Chicago, alla fine della stagione regolare, aveva vinto 61 partite ed era chiaramente la miglior squadra della Eastern Conference. Dopo aver battuto 3-0 i Knicks nel primo turno di Playoffs e aver agevolmente superato anche i Sixers (4-1), i Bulls si ritrovarono di fronte i Pistons nelle terze Conference Finals consecutive tra le due compagini.

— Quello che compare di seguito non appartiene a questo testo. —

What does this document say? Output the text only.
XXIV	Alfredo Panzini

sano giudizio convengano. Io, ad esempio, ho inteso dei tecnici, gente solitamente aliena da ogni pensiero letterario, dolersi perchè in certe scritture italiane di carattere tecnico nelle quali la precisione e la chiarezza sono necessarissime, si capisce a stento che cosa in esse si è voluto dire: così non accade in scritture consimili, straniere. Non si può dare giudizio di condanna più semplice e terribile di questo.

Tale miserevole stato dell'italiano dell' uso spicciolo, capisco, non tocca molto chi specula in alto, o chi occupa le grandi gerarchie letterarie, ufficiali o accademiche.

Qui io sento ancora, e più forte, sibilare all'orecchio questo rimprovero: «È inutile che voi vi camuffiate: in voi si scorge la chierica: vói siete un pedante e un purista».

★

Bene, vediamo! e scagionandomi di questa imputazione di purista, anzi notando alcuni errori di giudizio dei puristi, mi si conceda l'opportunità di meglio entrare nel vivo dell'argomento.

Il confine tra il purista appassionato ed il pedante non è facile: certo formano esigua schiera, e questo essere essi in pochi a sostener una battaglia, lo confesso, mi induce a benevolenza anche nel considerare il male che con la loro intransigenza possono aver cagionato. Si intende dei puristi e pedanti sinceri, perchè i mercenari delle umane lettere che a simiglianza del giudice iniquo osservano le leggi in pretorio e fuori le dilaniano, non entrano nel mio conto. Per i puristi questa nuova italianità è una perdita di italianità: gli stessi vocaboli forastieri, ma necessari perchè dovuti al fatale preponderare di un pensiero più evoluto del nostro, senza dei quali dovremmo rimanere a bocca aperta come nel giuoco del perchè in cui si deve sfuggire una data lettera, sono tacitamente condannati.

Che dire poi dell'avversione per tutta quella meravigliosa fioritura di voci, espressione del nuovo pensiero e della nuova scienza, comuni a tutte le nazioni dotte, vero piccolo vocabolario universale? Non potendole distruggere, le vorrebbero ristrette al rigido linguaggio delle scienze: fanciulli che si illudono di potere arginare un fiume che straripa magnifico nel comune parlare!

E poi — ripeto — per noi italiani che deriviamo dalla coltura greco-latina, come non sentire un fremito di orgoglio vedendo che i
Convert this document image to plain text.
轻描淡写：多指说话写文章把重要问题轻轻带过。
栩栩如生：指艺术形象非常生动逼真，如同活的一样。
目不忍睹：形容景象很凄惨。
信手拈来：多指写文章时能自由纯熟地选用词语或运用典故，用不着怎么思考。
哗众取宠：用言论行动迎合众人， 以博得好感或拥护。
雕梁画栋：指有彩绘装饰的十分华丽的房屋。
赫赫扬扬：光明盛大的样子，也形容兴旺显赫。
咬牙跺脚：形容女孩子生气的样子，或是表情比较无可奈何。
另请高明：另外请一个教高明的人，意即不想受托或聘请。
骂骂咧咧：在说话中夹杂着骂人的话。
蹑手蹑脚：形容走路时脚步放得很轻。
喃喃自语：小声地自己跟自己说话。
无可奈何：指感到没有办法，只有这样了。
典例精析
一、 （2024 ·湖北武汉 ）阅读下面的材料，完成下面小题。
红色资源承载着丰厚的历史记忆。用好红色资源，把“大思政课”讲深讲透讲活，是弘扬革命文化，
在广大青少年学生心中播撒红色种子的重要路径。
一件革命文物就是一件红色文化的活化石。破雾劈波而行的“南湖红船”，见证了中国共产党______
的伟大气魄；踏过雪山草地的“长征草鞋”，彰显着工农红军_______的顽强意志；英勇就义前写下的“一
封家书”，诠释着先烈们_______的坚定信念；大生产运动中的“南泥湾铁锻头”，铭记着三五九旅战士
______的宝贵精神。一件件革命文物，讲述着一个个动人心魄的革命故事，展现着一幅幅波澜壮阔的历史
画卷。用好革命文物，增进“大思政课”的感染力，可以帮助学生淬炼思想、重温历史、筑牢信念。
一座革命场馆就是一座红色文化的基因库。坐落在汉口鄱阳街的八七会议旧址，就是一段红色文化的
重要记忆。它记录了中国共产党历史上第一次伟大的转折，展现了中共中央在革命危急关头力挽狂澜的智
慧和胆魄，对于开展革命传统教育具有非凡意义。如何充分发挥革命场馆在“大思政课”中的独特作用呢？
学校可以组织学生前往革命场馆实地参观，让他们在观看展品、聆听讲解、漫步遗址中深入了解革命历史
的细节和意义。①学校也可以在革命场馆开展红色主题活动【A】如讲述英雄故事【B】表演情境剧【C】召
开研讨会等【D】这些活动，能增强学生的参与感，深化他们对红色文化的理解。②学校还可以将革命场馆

Le sensazioni, però, questa volta sono ben diverse:

“Eravamo riusciti a comprenderli, sapevamo che dovevamo giocare il nostro basket. Tutti lodano Laimbeer, ma la verità è che se non stavi al suo gioco non era in grado di giocare a pallacanestro”.

(Bill Cartwright)

I Bulls decidono quindi di mettere i Pistons davanti ad accoppiamenti per loro sfavorevoli: Pippen avrebbe difeso su Laimbeer, cercando di portare il legnoso centro di Detroit sul perimetro in entrambe le metà campo, mentre Cartwright si sarebbe accoppiato con il futuro perno del secondo threepeat, Dennis Rodman.

“L’idea era giocare a basket, non renderla una sfida troppo fisica. Ma alla fine è più semplice di così: nei tre anni in cui ci hanno battuto erano migliori, passato quel periodo eravamo noi ad esserlo; dovevamo passare attraverso la sconfitta per essere pronti a batterli”.

(Bill Cartwright)

I Bulls vinceranno 4-0 la Serie del 1991, portando i Pistons ad uscire dal campo alla fine della decisiva Gara 4 senza complimentarsi con gli avversari e prima che il tempo finisse.

“Avevamo vinto, perciò mi interessava poco. Ma col tempo ti rendi conto di che mancanza di eleganza denoti fare una cosa del genere – come un bambino nel parco che porta via la palla se non fa il capitano. Voglio pensare che se potessero tornare indietro, non lo rifarebbero”.

(Dennis Hopson)

Per Hopson, la docu-serie dello scorso anno è stata un’opportunità per rivivere il suo anno, il 1991, con quei leggendari Bulls.

“Non sono stato a Chicago a lungo, ma è stato fantastico. Giocare con Mike è stato incredibile, era maturo già da giovanissimo, non ho mai visto nessuno con quel tipo di mentalità così giovane”.

Sellers, invece, ha avuto la sfortuna di lasciare i Bulls poco prima del ciclo vincente di Phil Jackson e i suoi, accasandosi ai Pistons proprio quando la potenza di Detroit ha iniziato il proprio declino. Nel guardare il documentario, però, non c’è il rimpianto, ma la gioia di vedere finalmente MJ aprirsi di più.

“Pensavo romanzassero la storia, invece è tutto accurato. Cattura perfettamente l’ossessione di Micheal per la vittoria e il mantenere un vantaggio sugli avversari, oltre alla sua sete di informazioni e conoscenza. Alla fine sono queste le cose che lo rendono speciale”.

A quanto pare Mike è speciale anche nel covare rancore. “Li odiavo e li odio ancora oggi”.